Residents from other parts of Chennai would drop off eWaste and return with the spark of an idea to have a similar initiative in their neck of the woods. ROKA has worked on the spark and that is how Manapakkam residents got to have a similar drive in their locality a few months ago.

This fifth drive — which focusses on eWaste discards, old clothes clothes, mattresses, pillows and footwear, largely that are too wornout to be reused — steps into the unchartered territory of having “multiple collection centres’, each functioning with a great degree of autonomy. Only that on the last day of the drive, they would all have uniformly collected the recyclables and kept them ready to be picked up. Janani Venkitesh of ROKA notes that all the groups are associated with the exercise on a pro bono basis. Even the recyclers do not seek a fee for collection of the waste,Given this situation, there are inevitable questions around how communities in a locality participating in the drive would eventually move the recyclables to a common point for collection by the recyclers. In Perumbakkam, where multiple communities have warmed up to the exercise, this logistical question is being grappled with.

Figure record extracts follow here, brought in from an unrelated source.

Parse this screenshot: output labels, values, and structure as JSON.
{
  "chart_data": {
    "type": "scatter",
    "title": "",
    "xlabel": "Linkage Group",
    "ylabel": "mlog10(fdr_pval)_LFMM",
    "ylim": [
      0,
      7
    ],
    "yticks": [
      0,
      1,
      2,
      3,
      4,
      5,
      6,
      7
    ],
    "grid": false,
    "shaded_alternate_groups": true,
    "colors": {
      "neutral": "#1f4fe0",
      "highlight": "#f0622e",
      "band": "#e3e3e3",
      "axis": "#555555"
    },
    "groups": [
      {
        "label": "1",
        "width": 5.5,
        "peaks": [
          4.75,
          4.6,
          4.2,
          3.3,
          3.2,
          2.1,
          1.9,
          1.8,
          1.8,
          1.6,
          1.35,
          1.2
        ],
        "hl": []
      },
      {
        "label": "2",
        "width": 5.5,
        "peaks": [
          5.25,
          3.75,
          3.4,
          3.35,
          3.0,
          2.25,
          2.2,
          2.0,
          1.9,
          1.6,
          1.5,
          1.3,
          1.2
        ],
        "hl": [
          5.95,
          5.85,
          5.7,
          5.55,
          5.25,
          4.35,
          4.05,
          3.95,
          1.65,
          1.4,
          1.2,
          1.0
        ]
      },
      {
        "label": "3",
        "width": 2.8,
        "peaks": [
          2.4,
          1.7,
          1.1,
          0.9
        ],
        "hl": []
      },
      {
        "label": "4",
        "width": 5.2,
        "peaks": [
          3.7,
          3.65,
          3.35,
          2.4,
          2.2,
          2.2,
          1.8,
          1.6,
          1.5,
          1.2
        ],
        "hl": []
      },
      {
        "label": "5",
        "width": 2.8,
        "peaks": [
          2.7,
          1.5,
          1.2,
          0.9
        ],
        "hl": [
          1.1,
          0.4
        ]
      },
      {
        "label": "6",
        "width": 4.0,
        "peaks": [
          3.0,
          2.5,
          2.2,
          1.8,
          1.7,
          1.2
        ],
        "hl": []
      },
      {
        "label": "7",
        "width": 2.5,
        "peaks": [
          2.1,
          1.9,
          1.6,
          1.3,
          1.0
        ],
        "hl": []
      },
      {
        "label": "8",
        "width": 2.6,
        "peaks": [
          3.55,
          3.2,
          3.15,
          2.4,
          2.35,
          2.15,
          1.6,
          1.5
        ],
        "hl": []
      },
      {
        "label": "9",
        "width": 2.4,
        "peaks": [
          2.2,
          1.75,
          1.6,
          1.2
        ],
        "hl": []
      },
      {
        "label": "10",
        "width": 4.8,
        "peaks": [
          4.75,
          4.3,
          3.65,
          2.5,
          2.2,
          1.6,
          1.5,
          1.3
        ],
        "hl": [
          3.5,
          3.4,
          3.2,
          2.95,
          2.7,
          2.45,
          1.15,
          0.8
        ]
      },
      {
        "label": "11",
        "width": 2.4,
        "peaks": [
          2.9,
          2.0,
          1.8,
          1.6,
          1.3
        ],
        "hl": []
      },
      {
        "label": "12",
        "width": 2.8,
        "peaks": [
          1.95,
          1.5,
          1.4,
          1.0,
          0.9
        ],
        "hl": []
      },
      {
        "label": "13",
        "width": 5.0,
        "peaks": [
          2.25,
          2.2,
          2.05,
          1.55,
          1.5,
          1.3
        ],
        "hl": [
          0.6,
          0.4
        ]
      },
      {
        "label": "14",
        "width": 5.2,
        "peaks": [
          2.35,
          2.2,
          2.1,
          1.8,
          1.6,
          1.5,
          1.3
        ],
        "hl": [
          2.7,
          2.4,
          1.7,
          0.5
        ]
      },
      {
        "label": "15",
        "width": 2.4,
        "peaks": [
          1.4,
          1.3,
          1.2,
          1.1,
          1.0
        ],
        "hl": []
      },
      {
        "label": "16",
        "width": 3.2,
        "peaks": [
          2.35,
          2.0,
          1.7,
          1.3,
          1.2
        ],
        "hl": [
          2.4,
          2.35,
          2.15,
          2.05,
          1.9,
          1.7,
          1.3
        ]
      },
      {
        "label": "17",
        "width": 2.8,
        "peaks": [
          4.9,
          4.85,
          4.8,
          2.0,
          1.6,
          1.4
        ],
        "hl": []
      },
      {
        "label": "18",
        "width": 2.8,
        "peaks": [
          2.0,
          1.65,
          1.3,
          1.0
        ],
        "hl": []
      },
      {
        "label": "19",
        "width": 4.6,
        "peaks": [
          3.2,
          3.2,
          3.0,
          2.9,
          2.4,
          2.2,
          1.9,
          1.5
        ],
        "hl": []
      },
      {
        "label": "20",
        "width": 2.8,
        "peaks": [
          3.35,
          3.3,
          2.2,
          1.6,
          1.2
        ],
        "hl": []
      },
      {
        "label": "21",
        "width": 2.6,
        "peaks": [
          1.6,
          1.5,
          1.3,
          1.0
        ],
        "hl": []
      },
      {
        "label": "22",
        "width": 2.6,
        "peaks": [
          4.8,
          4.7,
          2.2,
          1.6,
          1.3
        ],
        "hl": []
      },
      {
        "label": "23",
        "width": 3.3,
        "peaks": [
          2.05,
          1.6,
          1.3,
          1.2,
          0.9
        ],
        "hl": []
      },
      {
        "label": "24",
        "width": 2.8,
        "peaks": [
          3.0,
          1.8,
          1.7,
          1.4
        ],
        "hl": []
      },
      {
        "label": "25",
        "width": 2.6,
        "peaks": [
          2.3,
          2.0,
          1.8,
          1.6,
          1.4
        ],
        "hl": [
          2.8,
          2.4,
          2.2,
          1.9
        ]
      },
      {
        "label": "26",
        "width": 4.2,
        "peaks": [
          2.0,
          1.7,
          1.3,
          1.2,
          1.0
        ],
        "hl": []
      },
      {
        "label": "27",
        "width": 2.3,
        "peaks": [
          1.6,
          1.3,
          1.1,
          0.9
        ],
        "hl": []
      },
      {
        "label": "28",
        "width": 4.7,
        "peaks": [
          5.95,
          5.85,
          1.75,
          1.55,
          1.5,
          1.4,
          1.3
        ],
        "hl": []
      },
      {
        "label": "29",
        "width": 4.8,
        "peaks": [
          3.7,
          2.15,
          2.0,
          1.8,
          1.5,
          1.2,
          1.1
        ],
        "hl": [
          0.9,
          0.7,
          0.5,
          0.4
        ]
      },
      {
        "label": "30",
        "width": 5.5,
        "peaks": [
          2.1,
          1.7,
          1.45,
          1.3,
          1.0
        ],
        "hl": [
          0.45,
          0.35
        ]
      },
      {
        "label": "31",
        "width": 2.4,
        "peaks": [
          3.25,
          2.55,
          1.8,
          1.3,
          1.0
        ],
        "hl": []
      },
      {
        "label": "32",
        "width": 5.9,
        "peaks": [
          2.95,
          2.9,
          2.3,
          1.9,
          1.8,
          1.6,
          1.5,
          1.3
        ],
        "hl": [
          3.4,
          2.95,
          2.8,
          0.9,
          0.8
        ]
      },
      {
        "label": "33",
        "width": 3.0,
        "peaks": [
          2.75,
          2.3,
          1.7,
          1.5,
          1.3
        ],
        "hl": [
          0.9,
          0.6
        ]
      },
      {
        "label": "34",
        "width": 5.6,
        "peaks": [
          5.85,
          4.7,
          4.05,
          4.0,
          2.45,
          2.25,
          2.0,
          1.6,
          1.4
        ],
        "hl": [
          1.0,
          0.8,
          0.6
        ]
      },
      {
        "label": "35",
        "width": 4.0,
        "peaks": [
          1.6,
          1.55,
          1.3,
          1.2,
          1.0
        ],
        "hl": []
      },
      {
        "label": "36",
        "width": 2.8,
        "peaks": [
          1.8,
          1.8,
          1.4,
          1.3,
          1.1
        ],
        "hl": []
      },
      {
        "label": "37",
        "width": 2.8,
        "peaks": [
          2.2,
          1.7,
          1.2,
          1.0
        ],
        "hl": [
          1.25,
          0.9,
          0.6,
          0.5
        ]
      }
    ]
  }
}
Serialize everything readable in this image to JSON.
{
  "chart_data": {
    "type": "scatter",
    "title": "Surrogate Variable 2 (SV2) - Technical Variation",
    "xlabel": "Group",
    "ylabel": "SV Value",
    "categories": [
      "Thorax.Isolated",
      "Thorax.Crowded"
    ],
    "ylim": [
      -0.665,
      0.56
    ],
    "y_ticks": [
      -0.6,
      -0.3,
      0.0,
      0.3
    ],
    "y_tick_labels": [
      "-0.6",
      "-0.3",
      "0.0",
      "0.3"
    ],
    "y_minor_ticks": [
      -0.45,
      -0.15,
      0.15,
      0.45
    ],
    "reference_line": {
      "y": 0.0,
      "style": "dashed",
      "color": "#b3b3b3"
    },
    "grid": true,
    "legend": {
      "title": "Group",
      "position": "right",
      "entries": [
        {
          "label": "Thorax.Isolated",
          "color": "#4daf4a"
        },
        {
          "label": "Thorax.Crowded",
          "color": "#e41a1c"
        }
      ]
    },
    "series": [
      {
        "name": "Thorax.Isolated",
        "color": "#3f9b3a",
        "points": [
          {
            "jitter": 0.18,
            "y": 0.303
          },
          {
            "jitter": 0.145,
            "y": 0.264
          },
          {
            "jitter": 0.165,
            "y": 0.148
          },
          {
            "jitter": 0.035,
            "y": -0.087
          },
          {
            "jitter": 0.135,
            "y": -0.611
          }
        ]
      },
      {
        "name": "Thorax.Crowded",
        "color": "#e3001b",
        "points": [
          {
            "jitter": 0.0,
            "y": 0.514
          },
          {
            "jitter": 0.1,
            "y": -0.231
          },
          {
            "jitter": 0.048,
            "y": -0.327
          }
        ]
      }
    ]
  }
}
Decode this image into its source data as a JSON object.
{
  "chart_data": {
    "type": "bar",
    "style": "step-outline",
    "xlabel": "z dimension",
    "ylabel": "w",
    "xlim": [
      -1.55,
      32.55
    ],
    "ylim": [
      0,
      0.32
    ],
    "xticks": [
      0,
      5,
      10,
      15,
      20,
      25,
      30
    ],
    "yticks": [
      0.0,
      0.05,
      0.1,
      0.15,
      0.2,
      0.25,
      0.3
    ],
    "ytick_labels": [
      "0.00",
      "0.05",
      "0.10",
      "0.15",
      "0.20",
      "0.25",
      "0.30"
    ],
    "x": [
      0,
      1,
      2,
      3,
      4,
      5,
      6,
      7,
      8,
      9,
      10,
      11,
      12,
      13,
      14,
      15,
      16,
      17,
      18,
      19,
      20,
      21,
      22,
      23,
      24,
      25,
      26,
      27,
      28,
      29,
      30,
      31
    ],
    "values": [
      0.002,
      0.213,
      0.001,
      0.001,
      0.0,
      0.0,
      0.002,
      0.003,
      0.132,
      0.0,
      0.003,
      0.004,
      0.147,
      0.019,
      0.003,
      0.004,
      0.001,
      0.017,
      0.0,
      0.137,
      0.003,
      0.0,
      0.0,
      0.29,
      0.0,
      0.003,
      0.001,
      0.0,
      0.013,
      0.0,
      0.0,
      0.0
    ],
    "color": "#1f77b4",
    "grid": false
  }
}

Believing such wrinkles can be ironed out in subsequent editions, the organisers can pat themselves for the initiative’s increasing surface area.

On February 4, Janani Venkitesh shared that simultaneously, during the ROKA exercise, Rani Meyyammai Towers in RA Puram is running a drive for its residents; and Trellis South in Vadapalani for its own. She also notes that residents of Kotturpuram and Kottur Gardens are figuring out how they can participate in the exercise.

Janani elaborates: “In fact, we decided to have it down there in Tambaram as well, but realised that we do not have the bandwidth to go and support residents of Tambaram if they were to organise a drive this time. I do have a contact in Chitlapakkam — someone who is active in the Chitlapakkam Rising community — and he said it was too short a notice and has sought to know if ROKA could support them if they decide to have it in March. As far as this initiative goes, Tambaram is one of the areas that wait to be broken through. There have been a lot of calls in the last two to three years from residents of neighbourhoods in the Tambaram region, but unfortunately we have not been able to go there.”

Janani notes that due to the pandemic, the bi-annual recycling initiative has gone a bit off the rails, in terms of its timing. She calls it sad, as “we have noticed over these three years that even two drives a year are not sufficient.”